Mesdames, Messieurs les Députés,

En conclusion, nous vous demandons de déposer et défendre des amendements au PLFSS visant à :

- Enlever de l’article 30 bis la condition d’une IP d’au moins 80 % au moment de la demande de liquidation de la pension de retraite (alinéa 2), à fin d’harmonisation avec le critère de la loi du 20 janvier 2014.

- Confier l’examen des demandes à une instance indépendante des caisses et services de retraite, par exemple la CDAPH (Commission des Droits et de l’Autonomie des Personnes Handicapées) de chaque département.

- Préciser que les notifications de taux d’IP égales ou supérieures à 50 % doivent être considérées comme étant attribuées à titre définitif, sauf mention contraire explicite ou révision ultérieure – ce qui facilitera grandement le travail des CDAPH.

Remarque : Actuellement, les travailleurs handicapés qui ne sont pas titulaires d’une Carte d’invalidité sont obligés de refaire un dossier chaque année pour obtenir une IP à 50 % !)

- Faire évaluer a posteriori par la commission non seulement le taux d’incapacité permanente, mais aussi la qualité de travailleur handicapé mentionnée à l’article L. 5213-1 du Code du travail, toujours à fin d’harmonisation avec la loi du 20 janvier 2014 qui prévoit que le critère RQTH doit être pris en compte pour les périodes antérieures au 1er janvier 2016.

- Prévoir une procédure de recours devant une juridiction indépendante.

- Assurer que l’ensemble des dispositions de l’Article 30 bis et des amendements adoptés au sujet de la retraite anticipée des travailleurs handicapés, ainsi que les décrets et arrêtés qui en découlent, s’appliquent à tous les régimes : salariés, fonctionnaires, indépendants.

2°) Par ailleurs, nous vous demandons d’intervenir, soit par amendement au PLFSS, soit par dépôt d’une proposition de loi, pour :

- Rétablir la prise en compte du critère RQTH pour la retraite anticipée des travailleurs handicapés avec majoration de la pension de retraite, comme c’était le cas avant la loi du 20 janvier 2014.

Remarque : Ceci ne s’oppose en rien au fait d’abaisser le taux minimum d’IP exigé de 80 à 50 % (encore que nous considérions par ailleurs que ce seuil est trop élevé).

- Ouvrir la possibilité de justifier, pour le droit à la retraite anticipée, le handicap et son ancienneté par tout moyen de forme (RQTH, carte « station debout pénible », notification d’invalidité 1ère catégorie, pension militaire d’invalidité, rente pour accident du travail ou maladie professionnelle, etc.) et non pas en se basant uniquement sur le critère du taux d’IP égal ou supérieur à 50 %.

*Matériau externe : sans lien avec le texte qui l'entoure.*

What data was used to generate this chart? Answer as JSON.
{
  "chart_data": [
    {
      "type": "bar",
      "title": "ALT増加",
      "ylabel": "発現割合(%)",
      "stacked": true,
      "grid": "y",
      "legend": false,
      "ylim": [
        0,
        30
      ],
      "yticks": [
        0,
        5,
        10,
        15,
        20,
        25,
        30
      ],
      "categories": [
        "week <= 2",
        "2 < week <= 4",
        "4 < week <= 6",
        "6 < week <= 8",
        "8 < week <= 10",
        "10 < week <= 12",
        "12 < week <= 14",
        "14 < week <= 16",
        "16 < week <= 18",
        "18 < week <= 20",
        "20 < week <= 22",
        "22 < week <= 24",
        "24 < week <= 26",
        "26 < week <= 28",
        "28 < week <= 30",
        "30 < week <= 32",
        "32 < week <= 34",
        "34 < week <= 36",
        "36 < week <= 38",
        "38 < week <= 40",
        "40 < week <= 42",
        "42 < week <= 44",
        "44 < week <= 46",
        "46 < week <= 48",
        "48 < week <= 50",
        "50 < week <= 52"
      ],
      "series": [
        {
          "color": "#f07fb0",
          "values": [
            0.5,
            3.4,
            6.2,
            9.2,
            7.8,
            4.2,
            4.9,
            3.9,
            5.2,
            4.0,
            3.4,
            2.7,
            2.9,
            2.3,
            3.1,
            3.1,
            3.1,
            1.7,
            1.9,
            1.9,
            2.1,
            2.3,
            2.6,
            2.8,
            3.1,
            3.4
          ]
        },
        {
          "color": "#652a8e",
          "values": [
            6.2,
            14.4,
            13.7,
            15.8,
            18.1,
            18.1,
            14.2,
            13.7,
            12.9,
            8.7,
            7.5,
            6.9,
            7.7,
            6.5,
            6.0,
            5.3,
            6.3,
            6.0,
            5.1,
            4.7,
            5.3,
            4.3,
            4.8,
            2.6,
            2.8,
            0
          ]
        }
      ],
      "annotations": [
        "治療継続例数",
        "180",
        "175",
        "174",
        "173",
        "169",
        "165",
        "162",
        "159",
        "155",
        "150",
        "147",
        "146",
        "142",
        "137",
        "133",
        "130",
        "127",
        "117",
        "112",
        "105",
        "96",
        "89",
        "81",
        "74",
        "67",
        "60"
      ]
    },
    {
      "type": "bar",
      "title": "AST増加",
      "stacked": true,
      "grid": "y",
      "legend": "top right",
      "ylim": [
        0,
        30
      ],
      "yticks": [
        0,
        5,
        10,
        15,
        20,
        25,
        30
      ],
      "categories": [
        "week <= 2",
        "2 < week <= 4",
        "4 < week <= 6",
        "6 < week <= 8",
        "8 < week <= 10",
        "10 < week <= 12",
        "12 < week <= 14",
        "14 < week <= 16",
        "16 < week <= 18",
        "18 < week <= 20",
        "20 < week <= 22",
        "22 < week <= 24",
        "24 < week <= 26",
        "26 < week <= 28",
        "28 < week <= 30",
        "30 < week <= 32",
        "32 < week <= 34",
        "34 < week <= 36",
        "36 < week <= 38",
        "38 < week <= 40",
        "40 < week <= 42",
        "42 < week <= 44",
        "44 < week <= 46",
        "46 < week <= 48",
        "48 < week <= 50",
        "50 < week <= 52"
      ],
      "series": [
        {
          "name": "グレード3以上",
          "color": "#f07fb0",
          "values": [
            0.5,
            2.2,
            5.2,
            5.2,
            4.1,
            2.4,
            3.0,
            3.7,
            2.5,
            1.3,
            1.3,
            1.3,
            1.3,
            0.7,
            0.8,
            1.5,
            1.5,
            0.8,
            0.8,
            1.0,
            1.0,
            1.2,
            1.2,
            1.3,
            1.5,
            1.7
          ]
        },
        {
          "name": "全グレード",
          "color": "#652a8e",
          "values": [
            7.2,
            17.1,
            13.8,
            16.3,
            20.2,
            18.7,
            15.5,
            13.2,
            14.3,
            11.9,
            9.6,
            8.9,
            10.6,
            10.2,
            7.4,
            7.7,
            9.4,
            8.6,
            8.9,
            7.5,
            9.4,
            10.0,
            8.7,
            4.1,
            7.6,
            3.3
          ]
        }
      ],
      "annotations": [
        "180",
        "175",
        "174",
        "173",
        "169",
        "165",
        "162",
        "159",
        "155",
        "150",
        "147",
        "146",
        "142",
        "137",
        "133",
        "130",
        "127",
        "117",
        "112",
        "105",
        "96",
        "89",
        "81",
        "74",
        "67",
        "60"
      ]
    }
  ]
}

Remarque : En toute justice, tous les bénéficiaires de l’OETH (Obligation d’Emploi de Travailleurs Handicapés) comptés par les entreprises et les administrations pour éviter de payer une redevance devraient bénéficier de ce même droit : ce qui est pris en compte pour les employeurs devrait l’être aussi pour les employés !

Nous vous demandons de bien vouloir nous communiquer vos amendements afin que nous puissions en informer les travailleurs handicapés et l’opinion publique lors de la Conférence de Presse que nous tiendrons mardi 29 novembre à 10h30.

Nous nous tenons à votre disposition pour toute précision complémentaire.

Dans l’attente, nous vous adressons nos sincères salutations

Pour le CDTHED, le Président : Henri Galy

 

Pièce jointe :

- Communiqué CDTHED du 25 octobre 2016 : « Retraite anticipée des travailleurs handicapés et RQTH : les demi-vérités de Marisol Touraine ».